Екатерина не боялась опасных последствий своего поступка для укрепления спокойствия своего правления. Ибо этим она, с одной стороны, успокаивала сторонников великого князя, юность которого дозволяла обвенчать его лишь весьма не скоро, с другой же, она навсегда привязывала к себе светлейшего князя.

Граф Рабутин поспешил отправить в Вену курьера с известием о столь благоприятном для великого князя событии.

В первых числах марта вице-канцлер барон Остерман был объявлен воспитателем великого князя.

Меншиков дал великому князю почетный караул из гренадер. Петр Алексеевич и сестра его Наталья Алексеевна теперь два-три раза в неделю виделись с детьми светлейшего князя.

Торжество А. Д. Меншикова слишком очевидно огорчало герцога Голштинского.

В один из мартовских дней светлейший князь давал бал по случаю дня рождения княгини, своей супруги, и пригласил герцога. Тот извинился под предлогом нездоровья, равно как и герцогиня Анна Петровна; причем, однако, оба объявили, что если им не удастся присутствовать на обеде, то они постараются приехать к ужину.

Вечером, видя, что ни тот ни другая не едут, А. Д. Меншиков сказал, рассмеявшись, при Бассевиче:

— Всячески стараюсь заслужить расположение герцога, но, видимо, не успеваю в этом и больше уж ничего поделать не могу.

Государыня на празднике не присутствовала по причине недомогания, но цесаревна Елизавета была и епископ Любский тоже.

«Всего более здешний двор занимался теперь великим князем, — сообщал Маньян 1 апреля 1727 года. — С тех пор, как Царица дала согласие на его брак с дочерью Меншикова, положение его так упрочилось, что теперь никто не сомневается здесь, что, в случае смерти Царицы, весь русский народ тотчас же признает юного принца ее преемником, несмотря ни на какое распоряжение Царицы».

Старые союзники Меншикова отшатнулись от него. Но светлейшего князя то не смутило. Он с обычным своим тщеславием начал «в своем доме придворные чины употреблять, как имперским князьям принадлежит». (Так писал его злейший враг, петербургский генерал-полицмейстер Антон Мануилович Девиер).

Девиер был женат на сестре Меншикова, но оба люто ненавидели друг друга. Вражда возникла еще при жизни Петра I.

Девиер — португальский еврей, прибыл юнгой на купеческом корабле в Голландию, где случайно его увидел Петр I. Император отдал его в услужение Меншикову, который принял его как скорохода. Петр I имел случай говорить с Девиером и, открыв в нем способности, взял его к себе денщиком. Вскоре иноверец стал столь силен, что просил у своего прежнего господина руки его сестры. Едва лишь он заикнулся об Анне Даниловне, как Меншиков пришел в страшный гнев. Вне себя, он бросился на Девиера, собственноручно дал ему несколько пощечин и, не довольствуясь этим, кликнул челядь и велел им бить насмерть непрошеного жениха. Девиер, избитый в кровь, вырвался из рук усердных слуг Меншикова и кинулся к Петру I. Ему он сообщил, что Анна Даниловна брюхата от него. Суд государя был короток. Он вызвал Меншикова и приказал в течение трех дней обвенчать сестру с Девиером.

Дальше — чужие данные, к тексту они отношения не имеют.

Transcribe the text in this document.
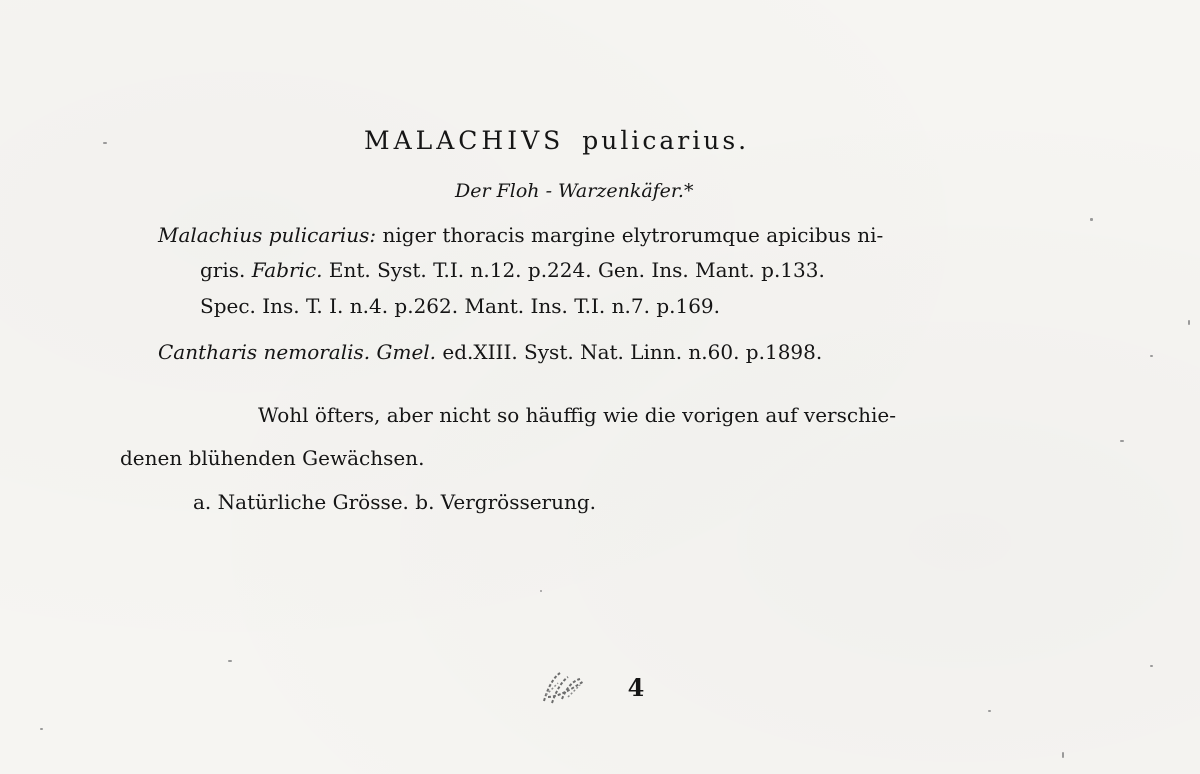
MALACHIVS pulicarius.
Der Floh - Warzenkäfer.*
Malachius pulicarius: niger thoracis margine elytrorumque apicibus ni-
gris. Fabric. Ent. Syst. T.I. n.12. p.224. Gen. Ins. Mant. p.133.
Spec. Ins. T. I. n.4. p.262. Mant. Ins. T.I. n.7. p.169.
Cantharis nemoralis. Gmel. ed.XIII. Syst. Nat. Linn. n.60. p.1898.
Wohl öfters, aber nicht so häuffig wie die vorigen auf verschie-
denen blühenden Gewächsen.
a. Natürliche Grösse. b. Vergrösserung.
4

С тех пор Меншиков и Девиер скрывали непримиримую ненависть друг к другу, но в душе только ждали удобного момента погубить друг друга.

Девиер пользовался расположением Екатерины I, сумел войти в тесный кружок ее приближенных. Еще при жизни Петра I Екатерина всякий раз, когда уезжала из Санкт-Петербурга, поручала наблюдению Девиера свою малолетнюю дочь Наталью Петровну и пасынков: великого князя Петра и его сестру Наталью.

Немудрено, что Девиер, ставший в 1726 году сенатором и метивший в Верховный Тайный Совет, был против брака княжны Меншиковой с великим князем. К тому же, отношения с самим светлейшим у него вконец испортились после поездки в Курляндию, когда Девиер неодобрительно отозвался о действиях Меншикова в Митаве.

Узнав о возвращении Девиера в Санкт-Петербург из Митавы, граф П. А. Толстой поспешил приехать к нему.

— Знаешь ли ты о сватовстве великого князя на дочери Меншикова? — спросил он.

— Слышал об этом, — отвечал Девиер, — и удивляюсь, что вы молчите? Меншиков овладел всем Верховным Тайным Советом. Лучше было бы, если бы меня в верховный совет определили.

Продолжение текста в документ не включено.